Organisation - January 15, 2015

University gets new CAO

Rob Ramaker

Universities now have a new collective labour agreement. It was announced on 9 January that trade union members had voted to accept the agreement reached in December.

University staff salaries will increase by two percent in 2015, followed by one percent in 2016. And all employees (except for student assistants) will get a one-off payment of 350 euros on 1 June 2016. Representatives of both the Association of Universities (VSNU) and the unions say they are pleased with the result.  In addition to the pay increase, the negotiators also agreed to set a limit to the number of temporary and flexible contracts.
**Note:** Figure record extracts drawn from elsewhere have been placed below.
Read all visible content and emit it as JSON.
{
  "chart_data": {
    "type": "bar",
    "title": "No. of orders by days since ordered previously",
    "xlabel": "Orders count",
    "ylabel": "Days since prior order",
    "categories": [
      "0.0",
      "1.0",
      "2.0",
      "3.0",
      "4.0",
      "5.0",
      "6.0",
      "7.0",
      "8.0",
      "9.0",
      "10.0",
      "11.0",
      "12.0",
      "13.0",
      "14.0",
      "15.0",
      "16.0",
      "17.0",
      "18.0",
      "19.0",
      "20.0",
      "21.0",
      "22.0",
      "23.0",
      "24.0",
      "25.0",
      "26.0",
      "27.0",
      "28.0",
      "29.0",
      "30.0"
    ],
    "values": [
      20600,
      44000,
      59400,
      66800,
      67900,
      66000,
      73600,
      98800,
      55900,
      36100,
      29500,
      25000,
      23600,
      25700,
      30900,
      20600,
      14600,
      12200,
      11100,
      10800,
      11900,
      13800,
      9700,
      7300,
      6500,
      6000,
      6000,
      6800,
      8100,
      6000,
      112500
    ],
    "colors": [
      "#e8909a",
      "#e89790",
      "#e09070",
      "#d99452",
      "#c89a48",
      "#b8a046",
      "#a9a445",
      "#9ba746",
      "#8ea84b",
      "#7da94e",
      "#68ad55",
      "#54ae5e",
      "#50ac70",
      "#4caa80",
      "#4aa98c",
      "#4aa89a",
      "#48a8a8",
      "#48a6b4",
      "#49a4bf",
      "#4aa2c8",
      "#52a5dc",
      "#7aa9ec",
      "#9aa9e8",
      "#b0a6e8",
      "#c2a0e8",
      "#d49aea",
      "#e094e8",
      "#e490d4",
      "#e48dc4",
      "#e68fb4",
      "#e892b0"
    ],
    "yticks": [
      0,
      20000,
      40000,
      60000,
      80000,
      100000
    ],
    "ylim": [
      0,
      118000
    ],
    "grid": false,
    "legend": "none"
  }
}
The basic principle is that ‘jobs and employment contracts will be permanent if the work is structural and the candidate suitable.’  Only one specific target is mentioned in the agreement: the aim is to reduce the share of temporary contracts shorter than four years for professors, assistant and associate professors and lecturers to less than 22 percent. Statistics from February 2014 show that Wageningen University largely meets that target already. The exception is staff who have recently become assistant professors (scale UD2), where about 62 percent are on temporary contracts.  

Not just for show

It varies from university to university how much they have to do to meet these goals, says Association of Universities spokesperson Bab- ak Mohammadzadeh. ‘But all universities will have to make some changes. This agreement is not just for show.’ The trade unions see the result mainly as a first step. ‘We think this is a good start to curbing the increasing use of flexible contracts in universities,’ says Jan Boersma, negotiator on behalf of the Abvakabo union. There is no prospect of more permanent contracts for PhD candidates and postdocs, who form the majority of flexible employees. But they will be entitled to ‘time and training’. In addition, univer- sities will ‘actively help PhD candidates find jobs’.  DLO staff at Wageningen UR have their own collective labour agreement. The negotiations for that agreement broke down last month and the unions are now considering industrial action.